God-father of “alternative” rock maybe, but grunge and alt-country? C’mon! Makes me suspect your other details and observations a fair bit. Without the Mats though there would really have been no Alternative rockers raking it in during the 90’s. Isn’t that what you meant? As for Ryan and Paul, well, apples and oranges. Similar and yet different. Both are artists. Plain and simple. Both have written great songs, that anyone else would be hard pressed to come anywhere near. Always changing and challenging themselves while dealing with their own inner demons, each with their own genius. Anyone else here able to come up with something as powerful as “Aching To Be”, “Unsatisfied”, “Goodnight Rose”, “Sylvia Plath” etc…? Good luck.
I’ve been a fan of Westerberg since seeing the Replacements at Maxwell’s in Hoboken in 1984. I also really like some of Ryan Adams’ songs.
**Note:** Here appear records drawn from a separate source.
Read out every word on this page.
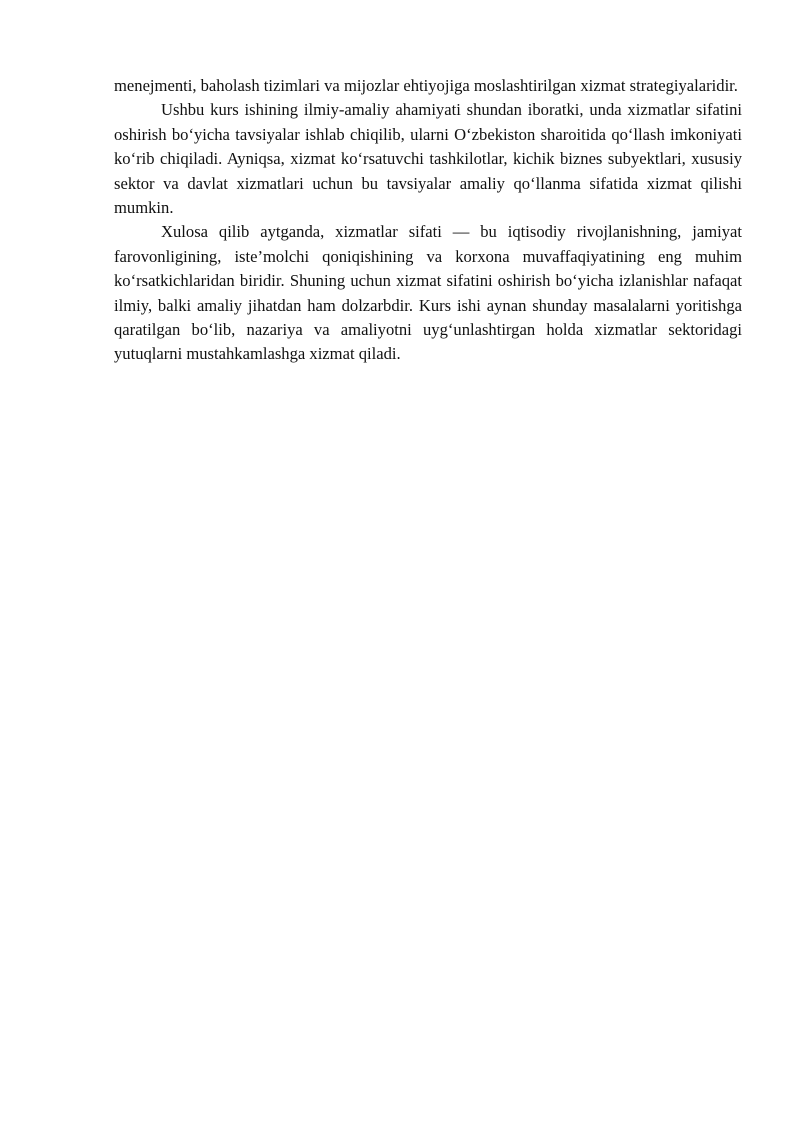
menejmenti, baholash tizimlari va mijozlar ehtiyojiga moslashtirilgan xizmat strategiyalaridir.

Ushbu kurs ishining ilmiy-amaliy ahamiyati shundan iboratki, unda xizmatlar sifatini oshirish bo‘yicha tavsiyalar ishlab chiqilib, ularni O‘zbekiston sharoitida qo‘llash imkoniyati ko‘rib chiqiladi. Ayniqsa, xizmat ko‘rsatuvchi tashkilotlar, kichik biznes subyektlari, xususiy sektor va davlat xizmatlari uchun bu tavsiyalar amaliy qo‘llanma sifatida xizmat qilishi mumkin.

Xulosa qilib aytganda, xizmatlar sifati — bu iqtisodiy rivojlanishning, jamiyat farovonligining, iste’molchi qoniqishining va korxona muvaffaqiyatining eng muhim ko‘rsatkichlaridan biridir. Shuning uchun xizmat sifatini oshirish bo‘yicha izlanishlar nafaqat ilmiy, balki amaliy jihatdan ham dolzarbdir. Kurs ishi aynan shunday masalalarni yoritishga qaratilgan bo‘lib, nazariya va amaliyotni uyg‘unlashtirgan holda xizmatlar sektoridagi yutuqlarni mustahkamlashga xizmat qiladi.
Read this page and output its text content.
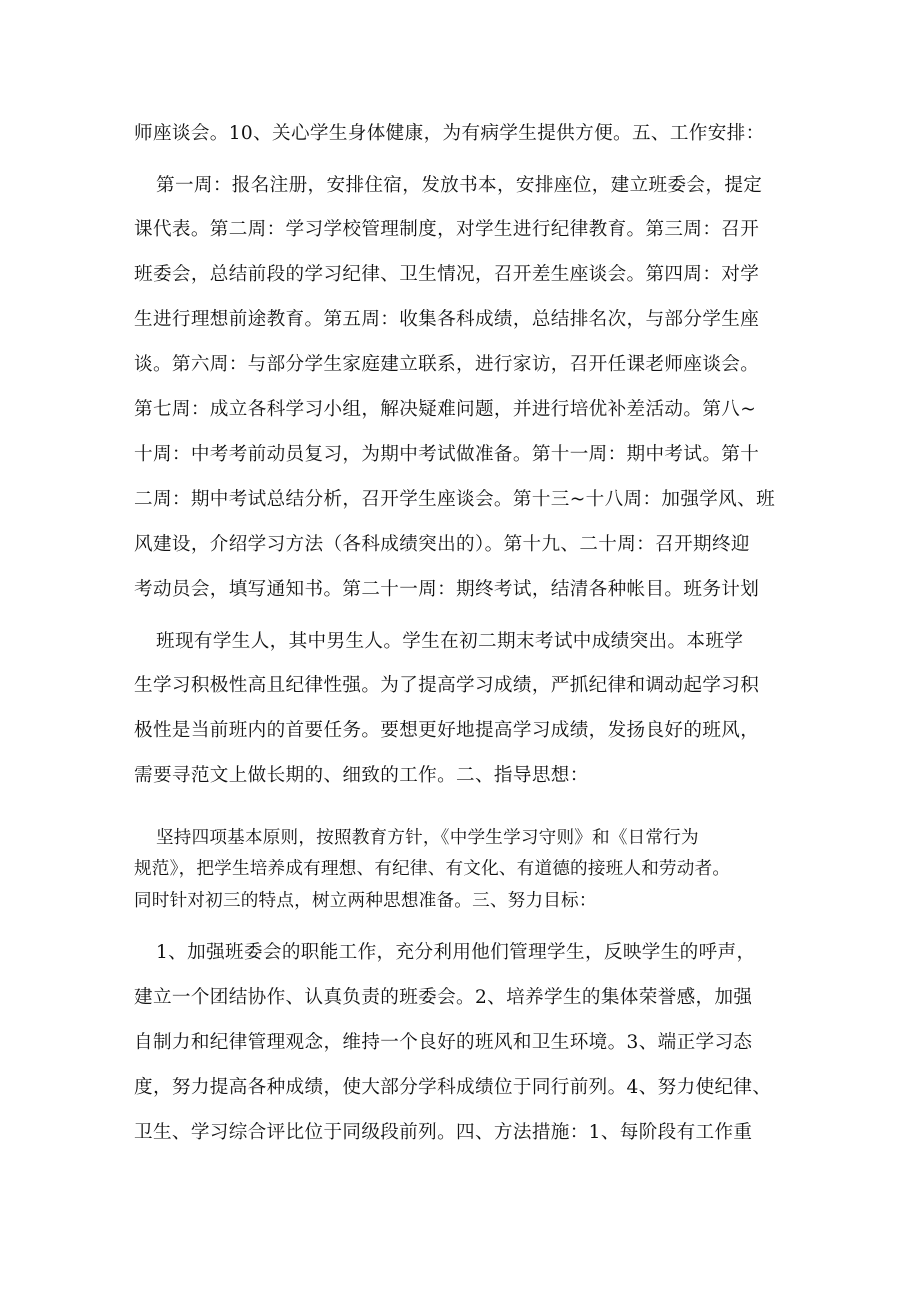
师座谈会。10、关心学生身体健康，为有病学生提供方便。五、工作安排：

第一周：报名注册，安排住宿，发放书本，安排座位，建立班委会，提定

课代表。第二周：学习学校管理制度，对学生进行纪律教育。第三周：召开

班委会，总结前段的学习纪律、卫生情况，召开差生座谈会。第四周：对学

生进行理想前途教育。第五周：收集各科成绩，总结排名次，与部分学生座

谈。第六周：与部分学生家庭建立联系，进行家访，召开任课老师座谈会。

第七周：成立各科学习小组，解决疑难问题，并进行培优补差活动。第八~

十周：中考考前动员复习，为期中考试做准备。第十一周：期中考试。第十

二周：期中考试总结分析，召开学生座谈会。第十三~十八周：加强学风、班

风建设，介绍学习方法（各科成绩突出的）。第十九、二十周：召开期终迎

考动员会，填写通知书。第二十一周：期终考试，结清各种帐目。班务计划

班现有学生人，其中男生人。学生在初二期末考试中成绩突出。本班学

生学习积极性高且纪律性强。为了提高学习成绩，严抓纪律和调动起学习积

极性是当前班内的首要任务。要想更好地提高学习成绩，发扬良好的班风，

需要寻范文上做长期的、细致的工作。二、指导思想：

坚持四项基本原则，按照教育方针，《中学生学习守则》和《日常行为

规范》，把学生培养成有理想、有纪律、有文化、有道德的接班人和劳动者。

同时针对初三的特点，树立两种思想准备。三、努力目标：

1、加强班委会的职能工作，充分利用他们管理学生，反映学生的呼声，

建立一个团结协作、认真负责的班委会。2、培养学生的集体荣誉感，加强

自制力和纪律管理观念，维持一个良好的班风和卫生环境。3、端正学习态

度，努力提高各种成绩，使大部分学科成绩位于同行前列。4、努力使纪律、

卫生、学习综合评比位于同级段前列。四、方法措施：1、每阶段有工作重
He’s younger, so of course Westerberg is an influence. But then so is Gram Parsons, and I hear a lot more Parsons in Adams’ songwriting than I do Westerberg. Maybe because Adams came from the South, there is just more of a laid back southern sensibility with him, while Westerberg is pure northern midwestern grit, even in his quieter songs.
Never mind the incredible Replacements output, I don’t think Adams has yet written a song that catches a moment of human existence like “First Glimmer of Life” off Westerberg’s 14 Songs.
Hey Greg….Dude….your not an english major for nothing are ya? Well written. Great compliment from a novice like me isn’t it? (smile)
Miss ya dude…..but I fear i’ve gone too far to make contact. (frown)
That should be “you’re” not “your”!
I correct myself in order not to make an english major cringe! (smile)
I know this is an old article, but you should have probably mentioned that when asked to comment on Adams, Westerberg said ’somebody ought to smack that guy in the face’ (or words to that affect). I read that it hurt Adams so much he renounced his love of Paul’s music. I like both artists.